Week 3 of the Indie Travel Challenge deals with this. Learning and traveling. Except for when i attended summer school to learn English in California (every year from 1992 to 1998) I have never really taken classes while abroad, but that doesn't mean that I haven't learned a lot while traveling. i guess I'm just not much into taking organized classes while I'm on vacation. My bad. I'm sure that if I had taken, let's say, some cooking classes while abroad I would have learned to cook the same recipes I know how to cook now, but without all the trial and error.
One thing, though, I have learned by traveling, and that is appreciating art. When i was in high school Art History was possibily one of my least favorite subjects.

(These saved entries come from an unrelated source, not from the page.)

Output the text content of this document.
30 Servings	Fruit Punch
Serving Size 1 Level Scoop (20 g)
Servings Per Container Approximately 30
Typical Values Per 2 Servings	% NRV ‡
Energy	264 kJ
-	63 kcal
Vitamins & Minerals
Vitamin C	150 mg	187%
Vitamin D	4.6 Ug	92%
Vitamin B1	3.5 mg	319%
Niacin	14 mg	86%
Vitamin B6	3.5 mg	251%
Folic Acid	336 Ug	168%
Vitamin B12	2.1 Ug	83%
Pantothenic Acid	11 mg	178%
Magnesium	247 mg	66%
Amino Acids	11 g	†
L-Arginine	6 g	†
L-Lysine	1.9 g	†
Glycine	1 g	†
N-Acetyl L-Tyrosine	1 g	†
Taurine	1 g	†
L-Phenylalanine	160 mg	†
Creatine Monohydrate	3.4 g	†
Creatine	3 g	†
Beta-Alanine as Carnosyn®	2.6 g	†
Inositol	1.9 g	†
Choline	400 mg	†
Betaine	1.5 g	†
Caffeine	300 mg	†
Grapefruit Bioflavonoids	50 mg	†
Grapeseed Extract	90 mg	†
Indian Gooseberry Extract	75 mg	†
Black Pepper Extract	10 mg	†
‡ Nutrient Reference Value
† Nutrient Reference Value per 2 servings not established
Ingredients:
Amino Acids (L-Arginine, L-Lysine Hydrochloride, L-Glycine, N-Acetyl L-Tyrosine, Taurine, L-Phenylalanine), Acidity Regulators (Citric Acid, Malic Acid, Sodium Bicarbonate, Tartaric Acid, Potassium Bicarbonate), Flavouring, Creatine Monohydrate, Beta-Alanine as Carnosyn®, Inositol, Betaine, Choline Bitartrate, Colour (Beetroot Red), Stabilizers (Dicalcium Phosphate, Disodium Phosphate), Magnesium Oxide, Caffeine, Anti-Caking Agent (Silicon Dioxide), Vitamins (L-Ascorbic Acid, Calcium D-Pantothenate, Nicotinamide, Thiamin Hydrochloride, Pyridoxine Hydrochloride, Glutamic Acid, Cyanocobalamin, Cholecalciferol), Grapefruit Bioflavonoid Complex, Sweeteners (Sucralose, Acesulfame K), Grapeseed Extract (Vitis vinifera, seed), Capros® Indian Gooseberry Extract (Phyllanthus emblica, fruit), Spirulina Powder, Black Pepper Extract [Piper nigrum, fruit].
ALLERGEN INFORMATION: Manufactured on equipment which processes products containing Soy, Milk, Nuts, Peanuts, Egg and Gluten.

Watching works of art printed in a book isn't that exciting and we were never taken to any museums, despite the fact my school was across the street from the church where Leonardo Da Vinci's Last Supper is. I know, I know. Terrible.
Anyhow, I had to learn to love art as an adult, by browsing art museums on my own, without the aid of an art expert. Sure, I'd probably learn even more if I had someone telling me about focus and composition and the likes, but would I enjoy, and therefore learn, from the experience that much? Probably not.
So alone I go to museums of all kinds and I let the art speak to me. If the art in question doesn't, well, no biggie. Not all art can move us, which is what makes art so interesting. For it to arise my interest, it has to surprise me, amaze me, even shock me. Or, some other times, to make me discovere that even a mirror placed on wall of a museum can surprise us, ^making us realize that us, too, are works of art.